Models were built by docking of the prefusion gB structure, derived from Protein Data Bank (PDB) entry 2GUM, into the EM density map using UCSF Chimera. Coordinates for heavy and light chains with the highest sequence identity to those of the Fab in the complex were obtained from the PDB. These were 1ae6 and 1afv for BMPC-23 and 1ngq and 3j8v for HSV010-13, for heavy and light chains, respectively. The models were docked into the density and modified to match the target sequences using Coot (52). Manually revised models were subjected to several rounds of refinement using phenix.refine (53) and validated using the PDB validation server. Model statistics can be found in Supplemental Table 3, and map-model correlations can be found in Supplemental Figure 4.

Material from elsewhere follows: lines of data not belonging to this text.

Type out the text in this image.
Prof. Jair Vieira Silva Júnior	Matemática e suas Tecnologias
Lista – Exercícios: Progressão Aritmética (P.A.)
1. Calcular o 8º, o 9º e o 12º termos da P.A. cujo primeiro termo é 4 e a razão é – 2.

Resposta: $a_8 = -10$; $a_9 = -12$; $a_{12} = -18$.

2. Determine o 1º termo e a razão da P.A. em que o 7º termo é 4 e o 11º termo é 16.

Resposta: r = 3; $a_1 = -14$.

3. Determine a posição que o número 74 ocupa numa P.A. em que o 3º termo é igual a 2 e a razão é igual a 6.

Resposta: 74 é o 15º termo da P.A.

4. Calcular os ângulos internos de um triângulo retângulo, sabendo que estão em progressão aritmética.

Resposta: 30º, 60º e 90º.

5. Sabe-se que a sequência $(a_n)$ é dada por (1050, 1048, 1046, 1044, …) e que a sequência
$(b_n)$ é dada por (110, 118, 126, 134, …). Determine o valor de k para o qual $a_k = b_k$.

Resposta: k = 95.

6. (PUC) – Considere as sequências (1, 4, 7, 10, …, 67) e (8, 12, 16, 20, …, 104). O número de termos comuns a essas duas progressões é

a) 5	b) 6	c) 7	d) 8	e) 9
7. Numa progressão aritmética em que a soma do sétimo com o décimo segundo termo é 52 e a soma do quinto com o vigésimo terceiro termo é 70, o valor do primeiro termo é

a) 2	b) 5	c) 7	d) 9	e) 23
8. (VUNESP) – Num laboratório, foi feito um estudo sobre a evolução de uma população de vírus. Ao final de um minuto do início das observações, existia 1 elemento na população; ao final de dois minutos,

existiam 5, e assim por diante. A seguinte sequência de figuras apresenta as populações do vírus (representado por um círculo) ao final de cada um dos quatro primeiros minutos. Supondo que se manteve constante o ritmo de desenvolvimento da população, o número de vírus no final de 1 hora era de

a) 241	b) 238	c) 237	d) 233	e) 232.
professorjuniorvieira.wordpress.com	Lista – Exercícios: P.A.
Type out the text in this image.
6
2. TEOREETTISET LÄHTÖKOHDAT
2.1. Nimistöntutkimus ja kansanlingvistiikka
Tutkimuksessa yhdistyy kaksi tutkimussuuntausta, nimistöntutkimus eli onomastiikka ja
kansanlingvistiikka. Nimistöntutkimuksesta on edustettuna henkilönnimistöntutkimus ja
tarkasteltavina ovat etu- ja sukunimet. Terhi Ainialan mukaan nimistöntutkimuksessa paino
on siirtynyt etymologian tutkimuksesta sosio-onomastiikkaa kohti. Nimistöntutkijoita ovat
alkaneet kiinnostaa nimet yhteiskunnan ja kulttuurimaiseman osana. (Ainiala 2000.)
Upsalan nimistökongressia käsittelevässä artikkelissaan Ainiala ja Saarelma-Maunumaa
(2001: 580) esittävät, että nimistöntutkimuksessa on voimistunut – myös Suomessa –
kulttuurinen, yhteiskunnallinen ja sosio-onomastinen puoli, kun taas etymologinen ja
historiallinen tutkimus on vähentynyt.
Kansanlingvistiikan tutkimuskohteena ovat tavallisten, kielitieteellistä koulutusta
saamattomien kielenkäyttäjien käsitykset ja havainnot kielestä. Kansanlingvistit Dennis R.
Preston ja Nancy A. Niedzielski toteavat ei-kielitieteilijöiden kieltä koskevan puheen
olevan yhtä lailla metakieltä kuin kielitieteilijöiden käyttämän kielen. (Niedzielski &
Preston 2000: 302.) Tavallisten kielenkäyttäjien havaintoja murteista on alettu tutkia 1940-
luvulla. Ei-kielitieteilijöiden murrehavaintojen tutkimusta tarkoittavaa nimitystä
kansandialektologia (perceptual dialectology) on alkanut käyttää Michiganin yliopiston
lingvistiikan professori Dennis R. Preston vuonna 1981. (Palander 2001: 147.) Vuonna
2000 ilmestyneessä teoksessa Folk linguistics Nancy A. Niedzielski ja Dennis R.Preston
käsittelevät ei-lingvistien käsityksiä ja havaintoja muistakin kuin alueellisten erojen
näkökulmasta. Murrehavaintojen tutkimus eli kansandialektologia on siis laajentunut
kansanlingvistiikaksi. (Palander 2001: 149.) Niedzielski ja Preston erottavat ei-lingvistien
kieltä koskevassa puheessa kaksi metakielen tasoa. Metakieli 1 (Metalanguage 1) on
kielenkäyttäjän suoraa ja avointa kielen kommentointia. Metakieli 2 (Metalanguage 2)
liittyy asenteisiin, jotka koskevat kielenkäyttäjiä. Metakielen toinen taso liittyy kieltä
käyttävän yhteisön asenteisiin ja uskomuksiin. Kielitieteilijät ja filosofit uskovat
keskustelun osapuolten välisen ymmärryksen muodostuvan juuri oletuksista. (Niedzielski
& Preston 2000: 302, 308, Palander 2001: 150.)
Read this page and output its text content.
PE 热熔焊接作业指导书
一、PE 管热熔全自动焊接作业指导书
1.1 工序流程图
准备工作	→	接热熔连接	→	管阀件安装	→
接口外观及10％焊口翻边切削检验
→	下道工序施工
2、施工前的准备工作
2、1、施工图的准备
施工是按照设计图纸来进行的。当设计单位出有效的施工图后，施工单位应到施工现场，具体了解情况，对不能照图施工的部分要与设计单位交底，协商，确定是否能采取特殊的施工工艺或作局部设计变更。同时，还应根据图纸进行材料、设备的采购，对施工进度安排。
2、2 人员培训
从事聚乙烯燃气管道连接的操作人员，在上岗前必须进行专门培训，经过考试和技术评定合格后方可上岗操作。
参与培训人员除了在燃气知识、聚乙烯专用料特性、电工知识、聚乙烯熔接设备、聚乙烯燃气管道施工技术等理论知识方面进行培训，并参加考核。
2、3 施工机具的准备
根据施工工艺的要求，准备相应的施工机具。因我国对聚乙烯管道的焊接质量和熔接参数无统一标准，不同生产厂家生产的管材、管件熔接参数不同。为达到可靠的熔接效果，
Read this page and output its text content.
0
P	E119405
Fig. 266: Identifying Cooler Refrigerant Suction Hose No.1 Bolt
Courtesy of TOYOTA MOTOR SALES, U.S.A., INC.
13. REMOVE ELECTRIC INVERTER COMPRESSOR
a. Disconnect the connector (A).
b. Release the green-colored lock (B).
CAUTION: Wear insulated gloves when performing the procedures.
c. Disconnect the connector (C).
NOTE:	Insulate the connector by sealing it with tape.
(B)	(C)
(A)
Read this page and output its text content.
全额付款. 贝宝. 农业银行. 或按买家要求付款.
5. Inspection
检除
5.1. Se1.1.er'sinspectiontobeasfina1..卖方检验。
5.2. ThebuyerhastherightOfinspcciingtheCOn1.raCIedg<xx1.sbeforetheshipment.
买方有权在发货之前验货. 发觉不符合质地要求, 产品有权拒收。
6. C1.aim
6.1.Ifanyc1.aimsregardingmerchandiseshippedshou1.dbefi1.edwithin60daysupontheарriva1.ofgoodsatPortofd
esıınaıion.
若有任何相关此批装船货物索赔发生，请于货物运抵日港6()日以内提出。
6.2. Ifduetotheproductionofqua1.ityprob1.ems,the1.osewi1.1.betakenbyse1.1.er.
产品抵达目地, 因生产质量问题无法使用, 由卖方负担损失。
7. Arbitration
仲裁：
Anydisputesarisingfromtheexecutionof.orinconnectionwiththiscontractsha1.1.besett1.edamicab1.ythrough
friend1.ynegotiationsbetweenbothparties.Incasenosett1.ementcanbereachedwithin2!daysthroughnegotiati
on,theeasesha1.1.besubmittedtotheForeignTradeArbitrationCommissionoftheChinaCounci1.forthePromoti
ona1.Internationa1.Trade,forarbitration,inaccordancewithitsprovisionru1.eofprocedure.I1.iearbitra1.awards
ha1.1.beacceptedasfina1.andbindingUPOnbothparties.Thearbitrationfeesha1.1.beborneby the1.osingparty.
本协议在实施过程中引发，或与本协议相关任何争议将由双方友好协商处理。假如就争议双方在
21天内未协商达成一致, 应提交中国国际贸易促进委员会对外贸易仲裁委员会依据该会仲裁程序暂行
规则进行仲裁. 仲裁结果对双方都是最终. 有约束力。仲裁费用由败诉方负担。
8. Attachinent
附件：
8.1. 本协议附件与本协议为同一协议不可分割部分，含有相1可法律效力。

Statistics. Analyses were performed using GraphPad Prism version 9.3 software (GraphPad Software Inc.). A P value of 0.05 was considered statistically significant. Survival curves were compared using the Gehan-Breslow-Wilcoxon test and other results with the Mann-Whitney U test. All data are shown as means ± SEM unless otherwise indicated.

Study approval. The use of animals was approved by the Institutional Animal Care and Use Committee at the Albert Einstein College of Medicine, protocols 2018-0504 and 2016-1205. Collection of human serum for antibody studies was approved by the Albert Einstein College of Medicine Institutional Review Board, protocol 2015-5458.